We would present the most common used words in the course data sets.

library(dplyr)
## 
## Attaching package: 'dplyr'
## The following object is masked from 'package:gridExtra':
## 
##     combine
## The following objects are masked from 'package:stats':
## 
##     filter, lag
## The following objects are masked from 'package:base':
## 
##     intersect, setdiff, setequal, union
library(tidytext)
library(janeaustenr)

sample_df <- tibble(txt = sample_ds)

gram_n <- function(num){
  sample_df %>%
    unnest_tokens(word, txt, token = "ngrams", n = num) %>%
    count(word, sort = TRUE) %>%
    filter(!is.na(word))
}

gram_1 <- gram_n(1)
gram_2 <- gram_n(2)
gram_3 <- gram_n(3)

gbar2 <- function(df, x_labs){
  ggplot(head(df, 10), aes(word, n, fill = word)) + 
        geom_bar(stat="identity") +
        labs(x = x_labs, y = "Frequency", fill = x_labs) +
        theme(legend.position = "none",
              axis.text.x = element_text(angle = 45, hjust = 1)
              )
}

gb1 <- gbar2(gram_1, "Unigrams")
gb2 <- gbar2(gram_2, "Bigrams")
gb3 <- gbar2(gram_3, "Trigrams")

grid.arrange(gb1, gb2, gb3, nrow = 1, top = "Top ten most common n-grams")

Filtering “stop-words”

As you could find, a lot of the most common unigrams, bigrams, or trigrams are pairs of uninteresting words, such as “the”, “and”, “to”, “of”, what we call “stop-words”. We would like to remove them and show you the new results.

library(tidyr)
data("stop_words")
gram_1_filtered <- gram_1 %>%
              filter(!word %in% stop_words$word)

gram_2_filtered <- gram_2 %>%
              separate(word, into = c("word1", "word2"), sep = " ") %>%
              filter(!word1 %in% stop_words$word) %>%
              filter(!word2 %in% stop_words$word) %>%
              unite(word, c(word1, word2), sep = " ")
gram_3_filtered <- gram_3 %>%
              separate(word, into = c("word1", "word2", "word3"), sep = " ") %>%
              filter(!word1 %in% stop_words$word) %>%
              filter(!word2 %in% stop_words$word) %>%
              filter(!word3 %in% stop_words$word) %>%
              unite(word, c(word1, word2, word3), sep = " ")

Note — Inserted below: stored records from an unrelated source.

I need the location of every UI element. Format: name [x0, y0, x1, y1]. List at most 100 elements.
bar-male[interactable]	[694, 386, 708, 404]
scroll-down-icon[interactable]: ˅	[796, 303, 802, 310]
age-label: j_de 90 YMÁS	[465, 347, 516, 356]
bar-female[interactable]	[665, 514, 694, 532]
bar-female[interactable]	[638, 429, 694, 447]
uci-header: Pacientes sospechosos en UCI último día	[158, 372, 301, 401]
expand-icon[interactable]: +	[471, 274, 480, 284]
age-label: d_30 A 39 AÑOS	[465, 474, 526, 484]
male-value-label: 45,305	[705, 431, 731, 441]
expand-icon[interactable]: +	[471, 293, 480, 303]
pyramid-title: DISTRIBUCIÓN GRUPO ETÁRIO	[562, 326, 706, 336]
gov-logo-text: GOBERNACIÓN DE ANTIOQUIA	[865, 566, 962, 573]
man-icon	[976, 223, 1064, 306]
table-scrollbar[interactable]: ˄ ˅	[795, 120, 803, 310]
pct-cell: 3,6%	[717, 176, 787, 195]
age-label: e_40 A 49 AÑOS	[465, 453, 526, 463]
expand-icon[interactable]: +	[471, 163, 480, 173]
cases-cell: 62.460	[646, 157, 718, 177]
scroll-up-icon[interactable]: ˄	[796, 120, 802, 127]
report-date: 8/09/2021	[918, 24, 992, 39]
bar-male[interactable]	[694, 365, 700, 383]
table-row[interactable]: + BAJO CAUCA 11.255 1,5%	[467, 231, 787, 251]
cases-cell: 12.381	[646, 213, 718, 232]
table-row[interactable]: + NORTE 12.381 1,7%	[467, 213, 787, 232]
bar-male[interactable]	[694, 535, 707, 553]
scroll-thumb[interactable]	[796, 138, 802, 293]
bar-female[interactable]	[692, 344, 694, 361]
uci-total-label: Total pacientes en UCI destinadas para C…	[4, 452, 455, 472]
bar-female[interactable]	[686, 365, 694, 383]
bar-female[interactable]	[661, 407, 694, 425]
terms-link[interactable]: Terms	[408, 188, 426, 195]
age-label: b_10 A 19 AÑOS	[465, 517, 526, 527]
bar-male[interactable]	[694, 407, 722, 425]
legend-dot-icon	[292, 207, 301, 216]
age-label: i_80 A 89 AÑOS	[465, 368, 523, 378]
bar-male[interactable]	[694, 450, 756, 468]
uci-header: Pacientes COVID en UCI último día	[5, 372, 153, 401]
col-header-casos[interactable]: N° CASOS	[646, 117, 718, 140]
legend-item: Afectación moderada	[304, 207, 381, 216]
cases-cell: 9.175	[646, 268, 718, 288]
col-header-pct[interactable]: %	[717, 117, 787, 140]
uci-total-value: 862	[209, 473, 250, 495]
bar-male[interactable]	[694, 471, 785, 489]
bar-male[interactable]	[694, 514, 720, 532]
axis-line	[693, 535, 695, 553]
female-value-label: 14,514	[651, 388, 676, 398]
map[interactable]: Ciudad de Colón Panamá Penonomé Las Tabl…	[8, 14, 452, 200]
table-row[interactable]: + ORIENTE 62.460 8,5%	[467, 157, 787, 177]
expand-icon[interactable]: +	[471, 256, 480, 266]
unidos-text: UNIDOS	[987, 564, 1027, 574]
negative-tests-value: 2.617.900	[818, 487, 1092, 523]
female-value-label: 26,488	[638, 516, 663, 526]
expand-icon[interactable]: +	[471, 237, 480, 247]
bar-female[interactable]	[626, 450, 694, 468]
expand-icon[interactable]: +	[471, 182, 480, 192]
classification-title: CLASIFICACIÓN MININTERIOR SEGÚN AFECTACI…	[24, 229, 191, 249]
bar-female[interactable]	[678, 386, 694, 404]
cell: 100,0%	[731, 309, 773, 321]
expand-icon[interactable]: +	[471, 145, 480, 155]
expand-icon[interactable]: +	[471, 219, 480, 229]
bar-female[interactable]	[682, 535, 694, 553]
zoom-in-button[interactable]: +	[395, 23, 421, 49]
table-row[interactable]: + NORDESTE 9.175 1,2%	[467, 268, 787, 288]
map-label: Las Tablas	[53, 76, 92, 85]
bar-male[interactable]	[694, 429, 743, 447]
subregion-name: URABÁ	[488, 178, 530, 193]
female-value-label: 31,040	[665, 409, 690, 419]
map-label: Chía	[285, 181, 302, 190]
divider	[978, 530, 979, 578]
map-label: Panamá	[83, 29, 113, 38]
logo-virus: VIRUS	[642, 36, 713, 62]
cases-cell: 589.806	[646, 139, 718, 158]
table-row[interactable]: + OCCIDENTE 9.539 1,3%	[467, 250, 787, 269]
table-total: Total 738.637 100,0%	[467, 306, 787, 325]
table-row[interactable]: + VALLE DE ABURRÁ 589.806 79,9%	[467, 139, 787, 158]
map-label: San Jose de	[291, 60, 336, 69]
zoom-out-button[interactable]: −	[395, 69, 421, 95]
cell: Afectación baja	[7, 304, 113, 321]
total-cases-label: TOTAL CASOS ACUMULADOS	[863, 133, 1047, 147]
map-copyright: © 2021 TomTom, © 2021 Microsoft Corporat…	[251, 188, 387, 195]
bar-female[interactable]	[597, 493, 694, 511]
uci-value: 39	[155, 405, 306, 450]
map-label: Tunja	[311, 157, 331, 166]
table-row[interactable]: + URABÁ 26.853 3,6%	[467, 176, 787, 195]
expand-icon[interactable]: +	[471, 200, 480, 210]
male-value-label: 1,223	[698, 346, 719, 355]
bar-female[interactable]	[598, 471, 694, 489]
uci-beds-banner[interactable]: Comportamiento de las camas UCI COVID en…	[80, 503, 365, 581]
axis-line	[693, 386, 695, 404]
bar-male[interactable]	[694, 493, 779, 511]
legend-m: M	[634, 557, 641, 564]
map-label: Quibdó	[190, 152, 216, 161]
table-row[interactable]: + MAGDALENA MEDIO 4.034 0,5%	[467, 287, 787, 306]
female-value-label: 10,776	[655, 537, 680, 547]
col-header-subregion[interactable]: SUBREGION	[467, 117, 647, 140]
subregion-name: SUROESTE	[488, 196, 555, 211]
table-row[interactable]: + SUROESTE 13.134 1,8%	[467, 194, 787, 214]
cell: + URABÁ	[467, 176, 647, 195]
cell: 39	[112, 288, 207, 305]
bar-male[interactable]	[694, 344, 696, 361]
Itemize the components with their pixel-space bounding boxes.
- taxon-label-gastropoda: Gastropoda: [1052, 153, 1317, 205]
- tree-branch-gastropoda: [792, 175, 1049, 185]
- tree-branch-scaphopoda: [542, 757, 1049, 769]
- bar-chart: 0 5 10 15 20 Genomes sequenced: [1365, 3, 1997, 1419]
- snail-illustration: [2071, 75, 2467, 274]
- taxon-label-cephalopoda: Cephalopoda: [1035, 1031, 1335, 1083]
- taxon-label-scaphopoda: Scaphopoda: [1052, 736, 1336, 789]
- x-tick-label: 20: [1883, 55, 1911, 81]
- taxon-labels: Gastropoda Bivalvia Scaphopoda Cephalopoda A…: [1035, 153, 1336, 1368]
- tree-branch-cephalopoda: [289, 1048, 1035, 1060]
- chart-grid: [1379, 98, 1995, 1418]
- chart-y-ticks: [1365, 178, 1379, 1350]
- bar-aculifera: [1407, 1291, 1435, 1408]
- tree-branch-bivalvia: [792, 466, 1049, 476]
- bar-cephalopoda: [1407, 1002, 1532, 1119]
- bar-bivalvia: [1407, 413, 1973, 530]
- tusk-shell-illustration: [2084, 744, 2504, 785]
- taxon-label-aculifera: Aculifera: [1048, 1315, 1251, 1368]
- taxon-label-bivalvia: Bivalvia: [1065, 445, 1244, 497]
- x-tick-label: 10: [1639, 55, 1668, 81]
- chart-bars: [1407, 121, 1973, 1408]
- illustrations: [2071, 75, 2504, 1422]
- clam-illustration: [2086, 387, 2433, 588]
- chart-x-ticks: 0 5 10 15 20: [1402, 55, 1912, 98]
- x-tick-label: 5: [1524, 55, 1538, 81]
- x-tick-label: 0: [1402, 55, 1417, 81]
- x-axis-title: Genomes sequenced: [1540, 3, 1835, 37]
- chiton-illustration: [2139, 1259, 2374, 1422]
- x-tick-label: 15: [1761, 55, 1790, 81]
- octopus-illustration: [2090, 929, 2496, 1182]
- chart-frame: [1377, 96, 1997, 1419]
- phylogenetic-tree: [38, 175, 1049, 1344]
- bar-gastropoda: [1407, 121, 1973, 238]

ngb1_filtered <- gbar2(gram_1_filtered, "Unigrams")
ngb2_filtered <- gbar2(gram_2_filtered, "Bigrams")
ngb3_filtered <- gbar2(gram_3_filtered, "Trigrams")

grid.arrange(ngb1_filtered, ngb2_filtered, ngb3_filtered, nrow = 1, top = "Top ten most common n-grams excluding stop-words")

Summary and Outlook

  1. We have counted the lines and words in the course data sets.
  2. The data sets are too large so that we have only taken 1% of them in the sample data.
  3. We have showed the top 10 most commonly used unigrams, bigrams, or trigrams (including/excluding stop-words) in the sample data sets
  4. The frequencies of n-grams getting from the sample and machine leaning technology would be used to create a prediction algorithm and Shiny app.